I recently bought a Ryobi BTS21 table saw without a blade guard. This part is not available anymore and me being a novice (and nervous) wood worker am not comfortable using it without one. 

Does anyone know if any of the universal guards fit this model? 

Thank you, 

Aaron


----------



## Bob Bengal (Jan 2, 2021)

Aaron OS said:


> Hello,
> 
> I recently bought a Ryobi BTS21 table saw without a blade guard. This part is not available anymore and me being a novice (and nervous) wood worker am not comfortable using it without one.
> 
> ...


Welcome to the forum.

Do you have the part behind the blade, it attaches below the table top and comes above it? If so a photo would be good.

Often the same tool is sold by different brands, if you can figure out which brand is compatible with yours that might be your best bet.


----------



## woodnthings (Jan 24, 2009)

Have you checked Ebay for the blade guard:








ryobi table saw blade guard for sale | eBay


Get the best deals for ryobi table saw blade guard at eBay.com.
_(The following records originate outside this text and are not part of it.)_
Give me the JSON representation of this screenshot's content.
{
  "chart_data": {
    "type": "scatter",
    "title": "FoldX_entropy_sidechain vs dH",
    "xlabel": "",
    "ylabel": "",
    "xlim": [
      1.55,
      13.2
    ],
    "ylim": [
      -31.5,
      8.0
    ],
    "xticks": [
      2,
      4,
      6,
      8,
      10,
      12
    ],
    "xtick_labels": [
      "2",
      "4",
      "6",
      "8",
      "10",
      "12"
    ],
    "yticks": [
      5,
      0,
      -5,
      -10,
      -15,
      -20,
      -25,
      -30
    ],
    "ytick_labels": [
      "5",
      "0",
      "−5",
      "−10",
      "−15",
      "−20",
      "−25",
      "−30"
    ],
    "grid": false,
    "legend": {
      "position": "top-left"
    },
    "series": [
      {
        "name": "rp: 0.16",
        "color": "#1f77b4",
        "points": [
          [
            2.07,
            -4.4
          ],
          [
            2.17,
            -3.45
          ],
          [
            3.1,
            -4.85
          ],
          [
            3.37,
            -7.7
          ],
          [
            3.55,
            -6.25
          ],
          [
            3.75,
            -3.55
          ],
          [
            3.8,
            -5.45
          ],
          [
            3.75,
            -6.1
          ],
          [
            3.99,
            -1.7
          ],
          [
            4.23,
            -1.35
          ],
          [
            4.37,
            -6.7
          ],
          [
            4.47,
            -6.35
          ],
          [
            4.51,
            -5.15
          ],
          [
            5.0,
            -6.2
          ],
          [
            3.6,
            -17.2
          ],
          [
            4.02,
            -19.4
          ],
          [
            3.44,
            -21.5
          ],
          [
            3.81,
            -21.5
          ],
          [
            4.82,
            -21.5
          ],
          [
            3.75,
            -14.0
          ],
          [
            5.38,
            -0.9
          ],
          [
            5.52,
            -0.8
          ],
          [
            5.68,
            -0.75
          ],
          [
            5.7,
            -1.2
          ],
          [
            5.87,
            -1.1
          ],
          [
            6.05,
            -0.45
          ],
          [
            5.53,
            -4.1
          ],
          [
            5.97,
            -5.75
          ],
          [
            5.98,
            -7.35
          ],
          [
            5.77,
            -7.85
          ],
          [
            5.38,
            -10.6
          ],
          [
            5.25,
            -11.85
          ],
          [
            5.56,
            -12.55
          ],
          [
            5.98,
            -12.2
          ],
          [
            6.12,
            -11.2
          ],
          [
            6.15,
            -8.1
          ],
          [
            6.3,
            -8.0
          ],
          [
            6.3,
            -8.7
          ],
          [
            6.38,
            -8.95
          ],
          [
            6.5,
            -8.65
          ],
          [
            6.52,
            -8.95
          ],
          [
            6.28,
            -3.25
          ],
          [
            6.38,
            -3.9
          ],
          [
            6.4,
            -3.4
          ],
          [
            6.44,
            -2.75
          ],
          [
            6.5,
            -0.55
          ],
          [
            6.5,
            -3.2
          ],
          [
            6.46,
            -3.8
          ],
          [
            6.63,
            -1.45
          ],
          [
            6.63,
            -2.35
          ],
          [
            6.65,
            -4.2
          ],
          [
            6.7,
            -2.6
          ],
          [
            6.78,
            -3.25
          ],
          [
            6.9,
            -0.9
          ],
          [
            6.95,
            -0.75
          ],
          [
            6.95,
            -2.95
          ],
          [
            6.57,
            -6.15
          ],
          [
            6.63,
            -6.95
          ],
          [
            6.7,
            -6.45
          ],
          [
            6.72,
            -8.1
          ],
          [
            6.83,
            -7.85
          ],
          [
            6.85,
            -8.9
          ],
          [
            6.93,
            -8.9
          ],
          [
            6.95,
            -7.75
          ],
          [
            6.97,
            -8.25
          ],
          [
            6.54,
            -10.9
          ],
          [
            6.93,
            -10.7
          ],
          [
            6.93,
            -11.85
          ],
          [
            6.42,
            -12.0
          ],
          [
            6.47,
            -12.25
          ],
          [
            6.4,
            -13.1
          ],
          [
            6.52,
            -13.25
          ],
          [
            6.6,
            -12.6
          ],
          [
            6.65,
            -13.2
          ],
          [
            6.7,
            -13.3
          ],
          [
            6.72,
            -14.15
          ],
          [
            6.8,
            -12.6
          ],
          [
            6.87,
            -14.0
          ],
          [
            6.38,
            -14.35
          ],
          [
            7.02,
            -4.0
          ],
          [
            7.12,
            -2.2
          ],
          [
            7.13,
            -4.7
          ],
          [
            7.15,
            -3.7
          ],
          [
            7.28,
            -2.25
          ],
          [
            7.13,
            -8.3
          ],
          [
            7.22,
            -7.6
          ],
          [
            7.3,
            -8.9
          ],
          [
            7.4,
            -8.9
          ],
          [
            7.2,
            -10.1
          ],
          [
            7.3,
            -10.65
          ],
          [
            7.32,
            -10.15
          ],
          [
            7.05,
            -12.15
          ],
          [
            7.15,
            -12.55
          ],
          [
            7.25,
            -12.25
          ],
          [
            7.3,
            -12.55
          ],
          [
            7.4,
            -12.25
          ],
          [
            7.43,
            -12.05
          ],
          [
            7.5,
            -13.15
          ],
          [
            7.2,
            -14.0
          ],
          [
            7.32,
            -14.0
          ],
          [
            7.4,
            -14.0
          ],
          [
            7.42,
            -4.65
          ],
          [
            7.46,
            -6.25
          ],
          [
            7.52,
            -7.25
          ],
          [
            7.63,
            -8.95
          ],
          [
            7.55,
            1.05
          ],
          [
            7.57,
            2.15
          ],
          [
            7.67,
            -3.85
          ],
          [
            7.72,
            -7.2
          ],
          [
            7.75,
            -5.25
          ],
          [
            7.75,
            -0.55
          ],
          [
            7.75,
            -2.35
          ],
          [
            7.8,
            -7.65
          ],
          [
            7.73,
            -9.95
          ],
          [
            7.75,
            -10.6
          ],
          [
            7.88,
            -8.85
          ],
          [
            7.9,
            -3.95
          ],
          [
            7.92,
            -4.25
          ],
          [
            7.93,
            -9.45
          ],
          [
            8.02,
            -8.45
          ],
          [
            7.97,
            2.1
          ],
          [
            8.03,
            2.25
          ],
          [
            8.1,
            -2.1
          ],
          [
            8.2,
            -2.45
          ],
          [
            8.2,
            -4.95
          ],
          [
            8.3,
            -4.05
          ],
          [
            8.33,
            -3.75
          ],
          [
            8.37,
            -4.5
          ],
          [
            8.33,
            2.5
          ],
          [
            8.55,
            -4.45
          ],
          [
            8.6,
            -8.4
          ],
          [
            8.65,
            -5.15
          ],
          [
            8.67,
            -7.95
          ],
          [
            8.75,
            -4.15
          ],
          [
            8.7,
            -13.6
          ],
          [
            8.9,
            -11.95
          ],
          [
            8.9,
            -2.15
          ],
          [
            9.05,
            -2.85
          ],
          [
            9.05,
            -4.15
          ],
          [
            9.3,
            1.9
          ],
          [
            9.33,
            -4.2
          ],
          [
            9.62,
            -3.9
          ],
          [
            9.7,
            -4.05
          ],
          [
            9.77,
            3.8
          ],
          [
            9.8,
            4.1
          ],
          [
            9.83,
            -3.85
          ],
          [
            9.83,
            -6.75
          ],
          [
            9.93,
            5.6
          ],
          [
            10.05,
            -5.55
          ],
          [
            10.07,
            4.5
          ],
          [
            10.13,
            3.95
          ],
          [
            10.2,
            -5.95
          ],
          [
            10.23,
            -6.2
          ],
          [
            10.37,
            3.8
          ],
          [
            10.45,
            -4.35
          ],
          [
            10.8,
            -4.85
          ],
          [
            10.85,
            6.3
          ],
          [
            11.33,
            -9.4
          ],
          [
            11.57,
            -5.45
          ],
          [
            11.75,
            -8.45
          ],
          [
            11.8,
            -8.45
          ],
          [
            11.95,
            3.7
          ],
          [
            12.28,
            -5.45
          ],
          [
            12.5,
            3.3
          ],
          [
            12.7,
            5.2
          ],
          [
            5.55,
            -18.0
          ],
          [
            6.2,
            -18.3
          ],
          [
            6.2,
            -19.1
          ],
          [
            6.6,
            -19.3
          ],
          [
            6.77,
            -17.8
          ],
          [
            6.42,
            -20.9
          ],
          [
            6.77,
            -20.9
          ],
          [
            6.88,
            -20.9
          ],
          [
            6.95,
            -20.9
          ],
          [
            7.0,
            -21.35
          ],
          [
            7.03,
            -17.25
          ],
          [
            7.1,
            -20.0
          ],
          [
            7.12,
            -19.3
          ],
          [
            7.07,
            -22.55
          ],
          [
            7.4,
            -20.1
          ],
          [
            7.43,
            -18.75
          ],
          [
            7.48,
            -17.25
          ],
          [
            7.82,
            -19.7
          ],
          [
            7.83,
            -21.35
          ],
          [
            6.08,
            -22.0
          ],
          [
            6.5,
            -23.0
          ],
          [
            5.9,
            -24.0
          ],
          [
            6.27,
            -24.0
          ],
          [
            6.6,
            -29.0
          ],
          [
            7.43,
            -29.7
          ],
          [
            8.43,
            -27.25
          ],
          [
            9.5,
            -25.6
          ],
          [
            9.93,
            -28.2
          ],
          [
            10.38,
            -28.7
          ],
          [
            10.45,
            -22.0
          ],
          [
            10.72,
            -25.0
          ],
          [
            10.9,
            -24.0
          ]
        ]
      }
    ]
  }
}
We have a great online selection at the lowest prices with Fast & Free shipping on many items!



www.ebay.com


----------



## swp (Dec 17, 2021)

Like most people (I suppose) when I got my latest tablesaw the blade guard, an improbable piece of plastic and metal that looked more lethal than the blade, was the first thing to go. Ten years later, as I looked at the crater left in the end of my finger by a flying offcut I decided it was time to find a blade guard that would protect me from another accident like that. This is what I found: About Us – Shark Guard. It's nothing exotic, but it works for me and fits my TS with no modification.


----------



## Herring Impaired (Jan 7, 2022)

Shark Guard is what I bought also. Bonus is that it comes with a splitter and dust collection port....


----------



## Aaron OS (12 mo ago)

Bob Bengal said:


> Welcome to the forum.
> 
> Do you have the part behind the blade, it attaches below the table top and comes above it? If so a photo would be good.
> 
> Often the same tool is sold by different brands, if you can figure out which brand is compatible with yours that might be your best bet.


Hi Bob, 

It does not have that either. I'm assuming he took that off when he took of the guard. Here is a picture of the arbour, etc.








Thanks all,


----------



## Wingedwheel (May 17, 2021)

There are probably several brands that would work and there’s also placing a call to Ryobi customer service. 1-877-634-5704. They may be able to help, good luck.


----------



## dbhost (Jan 28, 2008)

I started off with a BTS21, Decent little saw with a lot of similarities to the BT3000 and BT3100 which are both well regarded saws. 

I have a BT3100 now with a Shark Guard. Contct them to see what they can offer you for fitment. I don't remember the splitter / riving knife arrangement for those saws, but it is likely the same as the BT3x00 arrangement. As long as the plates / nuts that bind it together are there, you are good to go.. Just get the riving knife, guard, and if you want to prevent kickback, the anti kcikback pawls...


----------